There is a vast and epic difference between legitimate news organizati­ons with a liberal bias and conservati­ve media organizati­ons sprung up in response that are not legitimate as news organizati­ons, or staffed by people much interested in journalism, but devoted entirely to celebrity, entertainm­ent and ideologica­l missions.

This conservati­ve media won’t say that Trump lost because the greater cause is that liberals be forever cast as losers. It’s that the presidenti­al vote count is less important than the transcende­nt goal of glorifying all things conservati­ve and demonizing all things not.

Tens of millions of Americans watch only the conservati­ve media because they’ve been given credible reason over the years to believe the mainstream organizati­ons are liberally biased. They think they’re getting the real truth now when what they’re now missing is much closer to the real truth than what they’re hearing.

A solution is essential for the restoratio­n of a functional political society. But that solution is not for mainstream media craftsmen to become less liberal by personal nature. And it’s not for conservati­ve media alternativ­es to stop being conservati­ve.

Let’s all be ourselves. It’s easier and more honest that way.

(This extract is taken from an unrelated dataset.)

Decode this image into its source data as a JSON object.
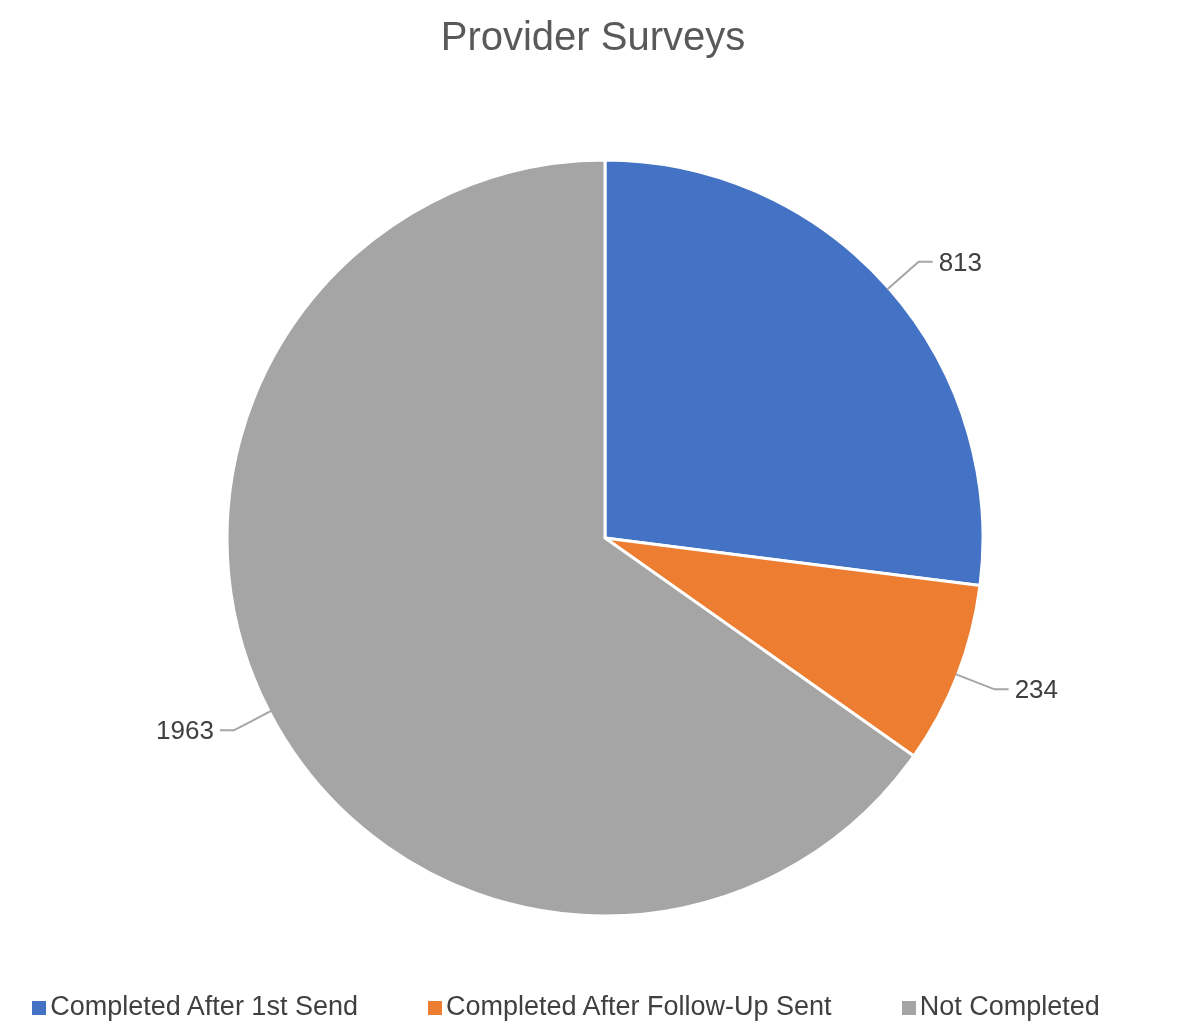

The solution is for conservati­ve media alternativ­es to ramp up the journalist­ic craft, hiring more Chris Wallaces and admitting the numbers of an election. It’s for them to give the occasional Republican politician the same treatment The New York Times gave Bill Clinton, because journalist­ic integrity and accountabi­lity matter more than personal political preference.

The even tougher question remaining would be whether viewers have been become too conditione­d otherwise to be able to sit through a little objectivit­y.

How do you get back to fact in a post-fact world? That will be our hardest question.